Communication des codes sources des logiciels de l’administration

Un étudiant avait demandé la communication du code source du simulateur de l’impôt sur le revenu à la direction générale des finances publiques. En l’absence de réponse favorable de l’administration, ce dernier a saisi la commission d’accès aux documents administratifs qui a émis un avis favorable à la communication du code source, puis a demandé au Tribunal administratif de Paris d’annuler la décision implicite de rejet de l’administration, et d’enjoindre à celle-ci de lui communiquer ledit code source. Dans un jugement du 10 mars 2016, le Tribunal a considéré que “le législateur [n’avait pas] entendu exclure la possibilité pour un administré d’accéder au code source d’un programme informatique qui ne figure pas au nombre des documents énumérés dans la liste des documents non communicables” et que “chaque version du code source d’un même programme informatique revêt[ait] le caractère de document administratif achevé et [pouvait] être communiqué dans cet état”.

 Pour lire le jugement sur Legalis.net

Rapport du Sénat sur l’accès aux documents administratifs et aux données publiques

Le 11 juin 2014, la Mission commune d’information sur l’accès aux documents administratifs et aux données publiques a présenté à la presse son rapport intitulé "Refonder le droit à l’information publique à l’heure du numérique : un enjeu citoyen, une opportunité stratégique". La Mission recommande notamment de créer "un référé communication". Ainsi, la CADA pourrait saisir le juge administratif, après réception par cette dernière d’une demande d’avis adressée par un tiers, "lorsque la question de la communicabilité du document auquel l’accès est demandé a déjà été tranchée par elle-même ou par la jurisprudence, ou si le document figure sur une liste fixée par arrêté après avis de la CADA". La Mission préconise ensuite de construire "un droit d’accès numérique à l’information publique" qui supposerait, notamment, la mise en ligne systématique et immédiate de documents d’intérêt général.

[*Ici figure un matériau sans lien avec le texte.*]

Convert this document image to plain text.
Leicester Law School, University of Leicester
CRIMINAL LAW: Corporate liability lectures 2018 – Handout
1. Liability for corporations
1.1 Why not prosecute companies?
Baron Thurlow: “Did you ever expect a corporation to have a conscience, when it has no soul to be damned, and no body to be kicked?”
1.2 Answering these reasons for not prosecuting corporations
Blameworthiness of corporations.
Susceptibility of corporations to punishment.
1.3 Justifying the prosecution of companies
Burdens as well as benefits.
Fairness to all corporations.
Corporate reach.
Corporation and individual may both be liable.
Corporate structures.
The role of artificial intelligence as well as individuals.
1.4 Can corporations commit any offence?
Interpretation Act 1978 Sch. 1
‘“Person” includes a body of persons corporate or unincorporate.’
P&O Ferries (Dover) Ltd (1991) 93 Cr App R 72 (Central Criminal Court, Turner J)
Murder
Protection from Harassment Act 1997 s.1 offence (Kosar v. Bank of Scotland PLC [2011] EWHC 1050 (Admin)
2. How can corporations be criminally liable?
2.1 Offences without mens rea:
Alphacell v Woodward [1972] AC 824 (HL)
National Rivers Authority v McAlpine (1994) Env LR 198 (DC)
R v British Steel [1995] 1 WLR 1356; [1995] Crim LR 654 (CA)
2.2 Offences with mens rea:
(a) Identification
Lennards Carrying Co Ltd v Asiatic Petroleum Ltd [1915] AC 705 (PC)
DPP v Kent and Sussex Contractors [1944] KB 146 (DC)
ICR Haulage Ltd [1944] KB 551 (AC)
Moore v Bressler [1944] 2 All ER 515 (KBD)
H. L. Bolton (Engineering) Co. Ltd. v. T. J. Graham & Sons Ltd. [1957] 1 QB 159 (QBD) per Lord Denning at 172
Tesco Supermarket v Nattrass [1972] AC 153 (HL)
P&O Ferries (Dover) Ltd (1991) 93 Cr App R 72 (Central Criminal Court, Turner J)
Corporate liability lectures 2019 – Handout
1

Pour lire le rapport sur le site du Sénat

L’AFNIC est chargée d’une mission de service public

Dans une décision du 19 novembre 2012, le Tribunal administratif de Versailles a considéré que « l’association française pour le nommage internet en coopération doit être regardée comme exerçant une mission de service public ». Dans cette affaire, un particulier demandait la communication d’un certain nombre de documents à l’autorité de nommage. Suite au refus de l’AFNIC, ce dernier saisissait la commission d’accès aux documents administratifs qui répondait par un avis favorable à sa demande, le 10 juin 2009. Face au refus persistant de l’AFNIC, il formait une requête devant le Tribunal administratif de Versailles. Par une appréciation souveraine de l’organisation, du fonctionnement et des prérogatives de l’AFNIC, le Tribunal reconnaît que l’AFNIC exerce bien une mission de service public. En conséquence, il fait droit à la demande de communication des documents détenus par l’AFNIC.